One subject Casey brings up in this video is on code reuse, and how it is often misdirected. I've read something else on the subject, but that is a distant memory; so I doubt I can dig up a reference without significant effort. This idea of code reuse made a particularly strong impact on me when I transitioned from game dev to web dev back in 2008. I started working at a web shop that used Perl, and with Perl you get CPAN. CPAN is to Perl as Rubygems is to Ruby or npm is to NodeJS. Early on during my employment there I got instilled with this idea that it is better to find a pre-made software package through CPAN than it is to write something from scratch. This idea has continually been reinforced throughout my web development career. I think it's taken hold in game development too; although I don't have direct experience in that respect. The one point of evidence I have for this claim is the relative wealth of middlewares.

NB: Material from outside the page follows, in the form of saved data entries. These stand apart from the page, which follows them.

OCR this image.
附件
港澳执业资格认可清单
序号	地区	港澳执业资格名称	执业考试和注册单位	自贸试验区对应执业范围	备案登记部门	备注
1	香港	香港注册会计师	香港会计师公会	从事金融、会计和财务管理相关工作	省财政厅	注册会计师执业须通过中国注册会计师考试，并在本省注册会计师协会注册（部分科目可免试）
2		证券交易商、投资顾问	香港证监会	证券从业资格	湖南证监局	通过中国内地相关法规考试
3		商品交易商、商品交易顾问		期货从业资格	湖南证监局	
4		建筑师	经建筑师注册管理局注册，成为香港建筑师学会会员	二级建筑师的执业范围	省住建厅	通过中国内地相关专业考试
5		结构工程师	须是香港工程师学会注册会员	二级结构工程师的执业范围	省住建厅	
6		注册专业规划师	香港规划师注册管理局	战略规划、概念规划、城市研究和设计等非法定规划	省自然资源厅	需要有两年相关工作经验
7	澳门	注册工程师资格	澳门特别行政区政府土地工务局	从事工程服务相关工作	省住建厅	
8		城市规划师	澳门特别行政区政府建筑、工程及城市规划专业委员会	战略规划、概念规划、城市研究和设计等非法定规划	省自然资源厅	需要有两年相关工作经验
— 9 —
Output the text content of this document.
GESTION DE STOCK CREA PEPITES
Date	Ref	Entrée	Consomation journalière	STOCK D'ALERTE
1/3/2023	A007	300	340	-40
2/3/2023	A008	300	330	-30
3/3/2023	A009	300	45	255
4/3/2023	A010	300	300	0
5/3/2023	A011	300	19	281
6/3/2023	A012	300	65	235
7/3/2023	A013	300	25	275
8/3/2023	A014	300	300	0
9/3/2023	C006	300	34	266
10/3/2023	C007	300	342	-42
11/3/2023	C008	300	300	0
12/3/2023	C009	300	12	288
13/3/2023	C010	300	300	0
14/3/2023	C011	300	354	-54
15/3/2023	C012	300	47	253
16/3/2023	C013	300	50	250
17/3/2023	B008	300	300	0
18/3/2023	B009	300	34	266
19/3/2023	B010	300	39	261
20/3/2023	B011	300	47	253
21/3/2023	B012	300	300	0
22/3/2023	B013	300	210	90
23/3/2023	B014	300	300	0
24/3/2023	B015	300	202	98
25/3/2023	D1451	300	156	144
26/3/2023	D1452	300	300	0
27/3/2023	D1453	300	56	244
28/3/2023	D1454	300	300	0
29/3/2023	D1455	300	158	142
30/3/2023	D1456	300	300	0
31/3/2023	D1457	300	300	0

List of game Middleware (Wikipedia)

The problem with this is clearly outlined in Casey's lecture: You are paying the cost of doing all the things the external library is concerned about instead of doing the thing you need to do. The typical argument is that you save time on implementation, but I don't think that's typically the case; or at least not to a great enough extent to offset the cost of doing the extraneous things. For any third party library you adopt, you have to contort that library to do things in the way that works for your codebase. If you can do that without much effort, then you still need to learn how to use the APIs in the first place, and then test them to make sure they work how you expect. Sure, you don't have to build them from scratch, but you get that mismatch between the library trying to serve the needs of everyone compared with exactly the thing you need it to do. There are definitely high-quality libraries out there that are the exception rather than the rule here, but with modern high-level interpreted languages and the extremely low barrier to entry in the field, there is a proliferation of low-quality, high-cost libraries that are easy to unintentionally introduce as dependencies into our systems.

Modern Software Development (video clip)

I've only started to see some push back of this in web development relatively recently. Even at that, I think occurrences of dissenting opinion are few and far between.